Praeclara gratulationis publicae | |
Language: | Latin |
Argument: | The Reunion of Christendom |
Date: | 20 June 1894 |
Type: | al |
Pope: | Leo XIII |
Papal Coat Of Arms: | C o a Leon XIII.svg |
Number: | 50 of 85 |
Web En: | http://www.papalencyclicals.net/Leo13/l13praec.htm |
Web La: | https://www.vatican.va/content/leo-xiii/la/apost_letters/documents/hf_l-xiii_apl_18940620_praeclara-gratulationis.html |
Praeclara gratulationis publicae (Splendid testimonies of public [rejoicing]) is an apostolic letter of Pope Leo XIII promulgated on 20 June 1894.
It called for the reunion of Eastern and Western churches into the "Unity of the Faith". It also condemned Freemasonry.[1] A previous letter on the same subject, entitled In Suprema Petri Apostoli Sede, had been written by Pope Pius IX in 1848.

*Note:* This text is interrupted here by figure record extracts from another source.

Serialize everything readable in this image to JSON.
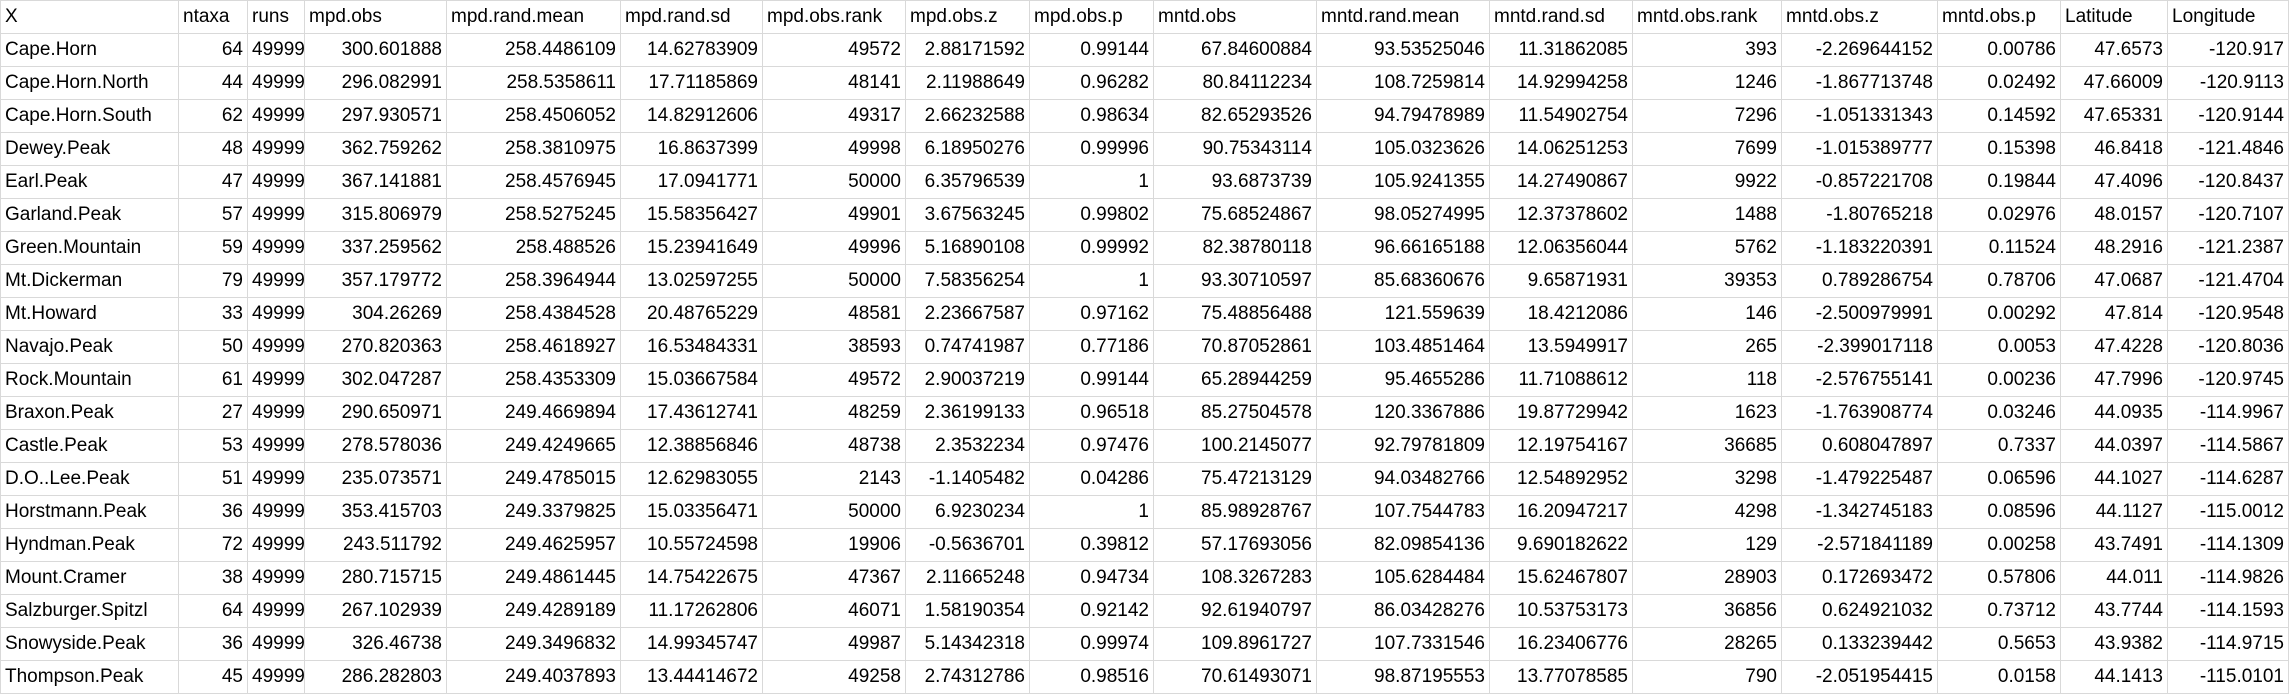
{
  "headers": [
    "X",
    "ntaxa",
    "runs",
    "mpd.obs",
    "mpd.rand.mean",
    "mpd.rand.sd",
    "mpd.obs.rank",
    "mpd.obs.z",
    "mpd.obs.p",
    "mntd.obs",
    "mntd.rand.mean",
    "mntd.rand.sd",
    "mntd.obs.rank",
    "mntd.obs.z",
    "mntd.obs.p",
    "Latitude",
    "Longitude"
  ],
  "rows": [
    [
      "Cape.Horn",
      "64",
      "49999",
      "300.601888",
      "258.4486109",
      "14.62783909",
      "49572",
      "2.88171592",
      "0.99144",
      "67.84600884",
      "93.53525046",
      "11.31862085",
      "393",
      "-2.269644152",
      "0.00786",
      "47.6573",
      "-120.917"
    ],
    [
      "Cape.Horn.North",
      "44",
      "49999",
      "296.082991",
      "258.5358611",
      "17.71185869",
      "48141",
      "2.11988649",
      "0.96282",
      "80.84112234",
      "108.7259814",
      "14.92994258",
      "1246",
      "-1.867713748",
      "0.02492",
      "47.66009",
      "-120.9113"
    ],
    [
      "Cape.Horn.South",
      "62",
      "49999",
      "297.930571",
      "258.4506052",
      "14.82912606",
      "49317",
      "2.66232588",
      "0.98634",
      "82.65293526",
      "94.79478989",
      "11.54902754",
      "7296",
      "-1.051331343",
      "0.14592",
      "47.65331",
      "-120.9144"
    ],
    [
      "Dewey.Peak",
      "48",
      "49999",
      "362.759262",
      "258.3810975",
      "16.8637399",
      "49998",
      "6.18950276",
      "0.99996",
      "90.75343114",
      "105.0323626",
      "14.06251253",
      "7699",
      "-1.015389777",
      "0.15398",
      "46.8418",
      "-121.4846"
    ],
    [
      "Earl.Peak",
      "47",
      "49999",
      "367.141881",
      "258.4576945",
      "17.0941771",
      "50000",
      "6.35796539",
      "1",
      "93.6873739",
      "105.9241355",
      "14.27490867",
      "9922",
      "-0.857221708",
      "0.19844",
      "47.4096",
      "-120.8437"
    ],
    [
      "Garland.Peak",
      "57",
      "49999",
      "315.806979",
      "258.5275245",
      "15.58356427",
      "49901",
      "3.67563245",
      "0.99802",
      "75.68524867",
      "98.05274995",
      "12.37378602",
      "1488",
      "-1.80765218",
      "0.02976",
      "48.0157",
      "-120.7107"
    ],
    [
      "Green.Mountain",
      "59",
      "49999",
      "337.259562",
      "258.488526",
      "15.23941649",
      "49996",
      "5.16890108",
      "0.99992",
      "82.38780118",
      "96.66165188",
      "12.06356044",
      "5762",
      "-1.183220391",
      "0.11524",
      "48.2916",
      "-121.2387"
    ],
    [
      "Mt.Dickerman",
      "79",
      "49999",
      "357.179772",
      "258.3964944",
      "13.02597255",
      "50000",
      "7.58356254",
      "1",
      "93.30710597",
      "85.68360676",
      "9.65871931",
      "39353",
      "0.789286754",
      "0.78706",
      "47.0687",
      "-121.4704"
    ],
    [
      "Mt.Howard",
      "33",
      "49999",
      "304.26269",
      "258.4384528",
      "20.48765229",
      "48581",
      "2.23667587",
      "0.97162",
      "75.48856488",
      "121.559639",
      "18.4212086",
      "146",
      "-2.500979991",
      "0.00292",
      "47.814",
      "-120.9548"
    ],
    [
      "Navajo.Peak",
      "50",
      "49999",
      "270.820363",
      "258.4618927",
      "16.53484331",
      "38593",
      "0.74741987",
      "0.77186",
      "70.87052861",
      "103.4851464",
      "13.5949917",
      "265",
      "-2.399017118",
      "0.0053",
      "47.4228",
      "-120.8036"
    ],
    [
      "Rock.Mountain",
      "61",
      "49999",
      "302.047287",
      "258.4353309",
      "15.03667584",
      "49572",
      "2.90037219",
      "0.99144",
      "65.28944259",
      "95.4655286",
      "11.71088612",
      "118",
      "-2.576755141",
      "0.00236",
      "47.7996",
      "-120.9745"
    ],
    [
      "Braxon.Peak",
      "27",
      "49999",
      "290.650971",
      "249.4669894",
      "17.43612741",
      "48259",
      "2.36199133",
      "0.96518",
      "85.27504578",
      "120.3367886",
      "19.87729942",
      "1623",
      "-1.763908774",
      "0.03246",
      "44.0935",
      "-114.9967"
    ],
    [
      "Castle.Peak",
      "53",
      "49999",
      "278.578036",
      "249.4249665",
      "12.38856846",
      "48738",
      "2.3532234",
      "0.97476",
      "100.2145077",
      "92.79781809",
      "12.19754167",
      "36685",
      "0.608047897",
      "0.7337",
      "44.0397",
      "-114.5867"
    ],
    [
      "D.O..Lee.Peak",
      "51",
      "49999",
      "235.073571",
      "249.4785015",
      "12.62983055",
      "2143",
      "-1.1405482",
      "0.04286",
      "75.47213129",
      "94.03482766",
      "12.54892952",
      "3298",
      "-1.479225487",
      "0.06596",
      "44.1027",
      "-114.6287"
    ],
    [
      "Horstmann.Peak",
      "36",
      "49999",
      "353.415703",
      "249.3379825",
      "15.03356471",
      "50000",
      "6.9230234",
      "1",
      "85.98928767",
      "107.7544783",
      "16.20947217",
      "4298",
      "-1.342745183",
      "0.08596",
      "44.1127",
      "-115.0012"
    ],
    [
      "Hyndman.Peak",
      "72",
      "49999",
      "243.511792",
      "249.4625957",
      "10.55724598",
      "19906",
      "-0.5636701",
      "0.39812",
      "57.17693056",
      "82.09854136",
      "9.690182622",
      "129",
      "-2.571841189",
      "0.00258",
      "43.7491",
      "-114.1309"
    ],
    [
      "Mount.Cramer",
      "38",
      "49999",
      "280.715715",
      "249.4861445",
      "14.75422675",
      "47367",
      "2.11665248",
      "0.94734",
      "108.3267283",
      "105.6284484",
      "15.62467807",
      "28903",
      "0.172693472",
      "0.57806",
      "44.011",
      "-114.9826"
    ],
    [
      "Salzburger.Spitzl",
      "64",
      "49999",
      "267.102939",
      "249.4289189",
      "11.17262806",
      "46071",
      "1.58190354",
      "0.92142",
      "92.61940797",
      "86.03428276",
      "10.53753173",
      "36856",
      "0.624921032",
      "0.73712",
      "43.7744",
      "-114.1593"
    ],
    [
      "Snowyside.Peak",
      "36",
      "49999",
      "326.46738",
      "249.3496832",
      "14.99345747",
      "49987",
      "5.14342318",
      "0.99974",
      "109.8961727",
      "107.7331546",
      "16.23406776",
      "28265",
      "0.133239442",
      "0.5653",
      "43.9382",
      "-114.9715"
    ],
    [
      "Thompson.Peak",
      "45",
      "49999",
      "286.282803",
      "249.4037893",
      "13.44414672",
      "49258",
      "2.74312786",
      "0.98516",
      "70.61493071",
      "98.87195553",
      "13.77078585",
      "790",
      "-2.051954415",
      "0.0158",
      "44.1413",
      "-115.0101"
    ]
  ]
}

In 1895, it was criticized by Ecumenical Patriarch Anthimus VII.
The call for unity was re-asserted by the Second Vatican Council's Unitatis redintegratio, although the latter statement articulates a different kind of ecclesiology that is more in line with the Council's spirit of cooperation with fellow Christians.
Praeclara was cited in the encyclical Orientales omnes Ecclesias of Pope Pius XII on the topic of Eastern Catholic Churches.
Leo XIII has also been criticized by Protestant fundamentalists for having declared in the encyclical that "We hold upon this earth the place of God Almighty", which was seen as a sign of the coming apocalypse.